Mlliyet Milliyet Blog Milliyet Blog
 
Facebook Connect
Blog Kategorileri
 

17 Ekim '12

 
Kategori
Güncel
 

Futbolda, Savaşta, sofrada ve yatakta savunma yapmak korkaklıktır...

Futbolda, Savaşta, sofrada ve yatakta savunma yapmak korkaklıktır...
 

Kadınlarımıza kendilerini savunmak için harika bir yol önerdikten sonra, Türklerin savunma anlayışı üzerine uzun uzun düşündüm… Aslında dünyanın diğer uluslarından ne kadar önde olduğumuzu anladım… Bu anlayışımızdan onur duydum… Gurur duydum…

Bizim savunma anlayışımızın temelinde korkmamak var… Ayrıca atak olmak var… Ayrıca da bir yerlere havale etmek var… Başka ülkelerden farkımız bu… Bu anlayışımızı hayatın her alanında görmek mümkün… Hem mikro anlamda hem de makro anlamda… Yani tek tek bireylerin hayatında da, kurumlarımızda da, devletimizde de bu anlayış hakim…

Mesela futbol… Hani nerdeyse inancımıza bir madde daha ekleyecek kadar sevdiğimiz, ulusal bir ayine dönüştürdüğümüz top oyunu… Ancak yüzyıldır oynadığımız bu oyunda savunmayı asla öğrenemedik… Dört büyüklerimizin yurt içindeki maçlarında tek savunma anlayışı var: Biz büyüğüz! Bize gol atılmaz, nasılsa yeneceğiz… İşte bu savunma anlayışı ile  idare ettik yıllarca… Dışarı çıktığımız anda ise bu büyüklüğün işe yaramadığını gördük… Hatta milli takımımıza da ‘’yaradı’’ bu anlayış… Onlarda arayışa filan girmedi… Dışarıda sökmeyen büyüklüğümüze yine de dört elle sarıldık… Hep saldırdık… Savunmak korkmak demekti çünkü… Epey şerefli yenilgiler, beraberlikler ve üçüncülükler oldu futbol tarihimizde… Ama olsun, ezilmedik… Biz saldırdık onlar attı… Kör talih…

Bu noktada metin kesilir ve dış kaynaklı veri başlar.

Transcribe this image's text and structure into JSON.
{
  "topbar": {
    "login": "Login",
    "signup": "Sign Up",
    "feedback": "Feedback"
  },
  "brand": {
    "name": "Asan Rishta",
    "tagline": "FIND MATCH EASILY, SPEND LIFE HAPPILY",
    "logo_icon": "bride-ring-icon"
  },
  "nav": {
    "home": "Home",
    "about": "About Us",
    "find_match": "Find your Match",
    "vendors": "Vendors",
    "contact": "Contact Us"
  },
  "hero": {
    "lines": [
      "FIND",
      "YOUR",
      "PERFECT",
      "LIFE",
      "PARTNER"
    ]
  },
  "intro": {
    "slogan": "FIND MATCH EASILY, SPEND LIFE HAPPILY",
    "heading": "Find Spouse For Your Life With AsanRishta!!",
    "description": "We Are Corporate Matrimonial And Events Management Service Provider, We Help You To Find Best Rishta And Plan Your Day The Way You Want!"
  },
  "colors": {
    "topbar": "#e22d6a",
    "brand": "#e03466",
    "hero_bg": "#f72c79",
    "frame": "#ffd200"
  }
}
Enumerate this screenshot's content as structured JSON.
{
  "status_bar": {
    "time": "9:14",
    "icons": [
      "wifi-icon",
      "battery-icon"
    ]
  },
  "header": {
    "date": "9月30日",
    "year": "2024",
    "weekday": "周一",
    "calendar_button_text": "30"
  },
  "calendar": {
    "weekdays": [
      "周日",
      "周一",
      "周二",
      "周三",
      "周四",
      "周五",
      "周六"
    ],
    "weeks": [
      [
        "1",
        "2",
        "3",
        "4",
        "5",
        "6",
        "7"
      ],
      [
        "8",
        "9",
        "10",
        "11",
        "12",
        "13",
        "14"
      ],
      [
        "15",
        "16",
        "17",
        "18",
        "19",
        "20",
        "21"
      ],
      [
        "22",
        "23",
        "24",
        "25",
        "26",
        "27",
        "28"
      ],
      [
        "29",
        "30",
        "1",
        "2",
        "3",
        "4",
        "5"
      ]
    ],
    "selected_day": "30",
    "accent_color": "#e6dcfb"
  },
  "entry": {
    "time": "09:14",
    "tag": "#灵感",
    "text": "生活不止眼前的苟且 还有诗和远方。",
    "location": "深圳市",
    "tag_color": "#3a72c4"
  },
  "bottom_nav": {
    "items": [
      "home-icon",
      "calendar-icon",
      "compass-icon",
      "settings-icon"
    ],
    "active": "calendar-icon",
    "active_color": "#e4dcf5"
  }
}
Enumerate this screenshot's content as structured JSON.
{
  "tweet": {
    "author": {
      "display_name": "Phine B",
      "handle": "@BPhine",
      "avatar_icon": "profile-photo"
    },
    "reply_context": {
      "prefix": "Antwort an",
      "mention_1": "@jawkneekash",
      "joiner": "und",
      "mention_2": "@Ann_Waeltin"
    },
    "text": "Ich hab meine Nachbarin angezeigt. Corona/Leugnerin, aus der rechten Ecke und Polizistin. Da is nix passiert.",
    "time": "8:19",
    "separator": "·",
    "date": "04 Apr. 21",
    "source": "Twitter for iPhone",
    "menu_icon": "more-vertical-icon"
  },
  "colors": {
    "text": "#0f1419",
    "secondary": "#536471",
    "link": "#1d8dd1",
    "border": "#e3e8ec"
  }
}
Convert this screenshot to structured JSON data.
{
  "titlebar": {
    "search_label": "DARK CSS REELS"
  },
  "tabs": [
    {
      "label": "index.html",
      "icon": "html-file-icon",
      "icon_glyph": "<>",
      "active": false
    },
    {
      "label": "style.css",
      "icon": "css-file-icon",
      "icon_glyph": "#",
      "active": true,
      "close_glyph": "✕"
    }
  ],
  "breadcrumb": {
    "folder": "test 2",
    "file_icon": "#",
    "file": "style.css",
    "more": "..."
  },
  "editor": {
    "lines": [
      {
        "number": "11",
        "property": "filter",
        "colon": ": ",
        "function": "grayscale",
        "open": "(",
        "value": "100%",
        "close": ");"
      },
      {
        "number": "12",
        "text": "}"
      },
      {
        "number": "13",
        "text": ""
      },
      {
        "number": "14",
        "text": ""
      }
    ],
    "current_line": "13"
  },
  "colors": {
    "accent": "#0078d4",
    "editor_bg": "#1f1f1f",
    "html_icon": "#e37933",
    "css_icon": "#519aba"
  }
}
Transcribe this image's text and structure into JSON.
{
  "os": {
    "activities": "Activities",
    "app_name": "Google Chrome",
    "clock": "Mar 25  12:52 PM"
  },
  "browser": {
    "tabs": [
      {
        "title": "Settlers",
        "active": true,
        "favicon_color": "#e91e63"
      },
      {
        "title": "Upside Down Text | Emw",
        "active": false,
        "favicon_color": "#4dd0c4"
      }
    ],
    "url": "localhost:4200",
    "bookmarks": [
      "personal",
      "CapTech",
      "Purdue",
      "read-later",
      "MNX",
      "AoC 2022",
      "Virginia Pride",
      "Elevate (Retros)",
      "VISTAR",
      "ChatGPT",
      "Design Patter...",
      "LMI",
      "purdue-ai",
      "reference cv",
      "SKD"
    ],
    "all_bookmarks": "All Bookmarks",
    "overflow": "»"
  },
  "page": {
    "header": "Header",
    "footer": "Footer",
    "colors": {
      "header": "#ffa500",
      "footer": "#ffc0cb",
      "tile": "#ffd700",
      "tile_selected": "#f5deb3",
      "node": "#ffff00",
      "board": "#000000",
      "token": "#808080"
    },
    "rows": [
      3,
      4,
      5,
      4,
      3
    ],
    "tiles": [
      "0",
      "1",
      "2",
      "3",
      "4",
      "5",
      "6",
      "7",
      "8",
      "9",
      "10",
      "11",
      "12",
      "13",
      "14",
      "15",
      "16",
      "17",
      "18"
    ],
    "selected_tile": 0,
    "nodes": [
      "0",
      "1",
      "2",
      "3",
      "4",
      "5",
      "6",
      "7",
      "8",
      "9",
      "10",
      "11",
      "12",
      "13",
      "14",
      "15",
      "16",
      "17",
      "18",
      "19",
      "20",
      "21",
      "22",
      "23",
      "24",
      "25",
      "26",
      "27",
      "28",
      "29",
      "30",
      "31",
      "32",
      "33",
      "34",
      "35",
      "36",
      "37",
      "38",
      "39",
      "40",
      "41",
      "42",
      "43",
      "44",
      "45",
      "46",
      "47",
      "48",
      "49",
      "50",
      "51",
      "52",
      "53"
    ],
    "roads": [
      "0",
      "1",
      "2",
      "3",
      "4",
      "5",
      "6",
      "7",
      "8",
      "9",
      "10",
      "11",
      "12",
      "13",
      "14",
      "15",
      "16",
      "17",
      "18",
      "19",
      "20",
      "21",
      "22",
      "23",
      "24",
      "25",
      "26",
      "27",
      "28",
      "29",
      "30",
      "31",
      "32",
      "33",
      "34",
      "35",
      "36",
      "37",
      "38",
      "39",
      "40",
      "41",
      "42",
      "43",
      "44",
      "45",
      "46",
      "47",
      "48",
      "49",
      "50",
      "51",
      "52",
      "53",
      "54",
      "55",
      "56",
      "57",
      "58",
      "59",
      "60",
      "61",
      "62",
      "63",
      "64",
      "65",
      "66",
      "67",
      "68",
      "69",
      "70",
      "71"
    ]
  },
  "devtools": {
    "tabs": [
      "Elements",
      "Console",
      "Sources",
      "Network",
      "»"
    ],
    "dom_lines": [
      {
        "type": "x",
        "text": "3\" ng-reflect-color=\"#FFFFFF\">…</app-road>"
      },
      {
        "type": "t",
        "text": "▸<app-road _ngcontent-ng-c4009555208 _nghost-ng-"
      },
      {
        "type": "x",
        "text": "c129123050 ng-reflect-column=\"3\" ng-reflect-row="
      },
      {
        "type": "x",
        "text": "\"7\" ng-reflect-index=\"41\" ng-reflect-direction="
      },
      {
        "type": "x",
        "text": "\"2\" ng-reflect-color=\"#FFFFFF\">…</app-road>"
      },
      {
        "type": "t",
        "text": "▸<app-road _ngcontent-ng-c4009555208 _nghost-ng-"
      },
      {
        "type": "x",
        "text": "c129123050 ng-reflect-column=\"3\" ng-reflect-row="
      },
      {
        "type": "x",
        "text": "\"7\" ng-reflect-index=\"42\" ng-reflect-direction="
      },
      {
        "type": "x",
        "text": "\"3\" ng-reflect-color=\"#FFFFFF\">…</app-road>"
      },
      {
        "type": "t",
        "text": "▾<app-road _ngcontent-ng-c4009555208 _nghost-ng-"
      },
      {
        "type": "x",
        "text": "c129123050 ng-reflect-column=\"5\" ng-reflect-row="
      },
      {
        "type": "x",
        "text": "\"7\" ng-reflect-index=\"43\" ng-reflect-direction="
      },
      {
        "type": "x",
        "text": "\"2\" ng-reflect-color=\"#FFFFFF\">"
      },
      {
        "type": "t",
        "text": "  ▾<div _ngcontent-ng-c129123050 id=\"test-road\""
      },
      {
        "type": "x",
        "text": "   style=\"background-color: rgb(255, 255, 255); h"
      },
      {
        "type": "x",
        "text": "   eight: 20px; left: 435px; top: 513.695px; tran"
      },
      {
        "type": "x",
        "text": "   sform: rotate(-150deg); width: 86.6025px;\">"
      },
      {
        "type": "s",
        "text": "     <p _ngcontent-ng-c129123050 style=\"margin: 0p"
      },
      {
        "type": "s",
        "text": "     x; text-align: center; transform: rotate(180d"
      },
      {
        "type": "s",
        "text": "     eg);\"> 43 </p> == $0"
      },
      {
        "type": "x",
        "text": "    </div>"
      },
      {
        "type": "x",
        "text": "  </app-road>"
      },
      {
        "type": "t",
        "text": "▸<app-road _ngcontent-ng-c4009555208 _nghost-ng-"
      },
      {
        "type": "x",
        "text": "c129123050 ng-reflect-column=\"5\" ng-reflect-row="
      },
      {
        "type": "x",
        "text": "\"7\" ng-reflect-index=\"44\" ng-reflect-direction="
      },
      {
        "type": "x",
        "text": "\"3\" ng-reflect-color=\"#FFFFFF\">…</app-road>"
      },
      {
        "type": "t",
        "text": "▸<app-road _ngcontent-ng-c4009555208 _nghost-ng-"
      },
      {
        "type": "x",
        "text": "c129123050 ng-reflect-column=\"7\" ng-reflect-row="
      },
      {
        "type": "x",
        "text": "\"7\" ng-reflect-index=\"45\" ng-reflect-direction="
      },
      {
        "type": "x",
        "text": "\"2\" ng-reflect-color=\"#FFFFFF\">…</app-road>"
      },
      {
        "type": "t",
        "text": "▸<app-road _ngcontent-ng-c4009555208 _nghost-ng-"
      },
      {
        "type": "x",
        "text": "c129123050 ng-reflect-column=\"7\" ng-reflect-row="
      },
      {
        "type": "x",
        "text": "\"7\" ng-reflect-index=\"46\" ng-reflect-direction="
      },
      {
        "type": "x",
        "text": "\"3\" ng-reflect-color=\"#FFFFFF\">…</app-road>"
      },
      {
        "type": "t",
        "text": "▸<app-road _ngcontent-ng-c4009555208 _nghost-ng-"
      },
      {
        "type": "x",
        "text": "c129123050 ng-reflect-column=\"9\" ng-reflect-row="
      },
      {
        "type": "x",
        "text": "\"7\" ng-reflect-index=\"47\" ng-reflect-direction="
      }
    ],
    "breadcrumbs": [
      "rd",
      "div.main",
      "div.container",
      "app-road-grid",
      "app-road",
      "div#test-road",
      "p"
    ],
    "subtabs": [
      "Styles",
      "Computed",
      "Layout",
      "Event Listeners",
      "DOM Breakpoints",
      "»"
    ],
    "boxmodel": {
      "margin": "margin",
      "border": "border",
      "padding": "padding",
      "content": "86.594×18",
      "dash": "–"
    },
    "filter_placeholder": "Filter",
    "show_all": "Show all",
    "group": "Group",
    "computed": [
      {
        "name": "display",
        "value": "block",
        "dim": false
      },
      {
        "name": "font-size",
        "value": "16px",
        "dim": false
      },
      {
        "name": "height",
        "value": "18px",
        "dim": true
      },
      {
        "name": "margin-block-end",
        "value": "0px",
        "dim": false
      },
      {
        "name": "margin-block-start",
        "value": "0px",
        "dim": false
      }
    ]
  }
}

Dün akşam Gypsophıla’nun meşhur aşçıbaşısı Ahmet Dede (Kendisi tanıdığım en kötü aşçıdır. Çünkü her yaptığı yemek o kadar leziz ve güzeldir ki tüm insanları şişmanlatmaktan zevk almaktadır… Eline hangi malzemeyi verirseniz verin harikalar yaratır… Yani maldan anlar.) bana dedi ki; ‘’Kuyucak maçı boşu seyretme…  3-1 yenileceğiz…’’ Akşam maç bitince onun kulaklarını çınlattım… Ahmet ‘’malzemeden’’ anlıyor… Bende halkımızı anlıyorum…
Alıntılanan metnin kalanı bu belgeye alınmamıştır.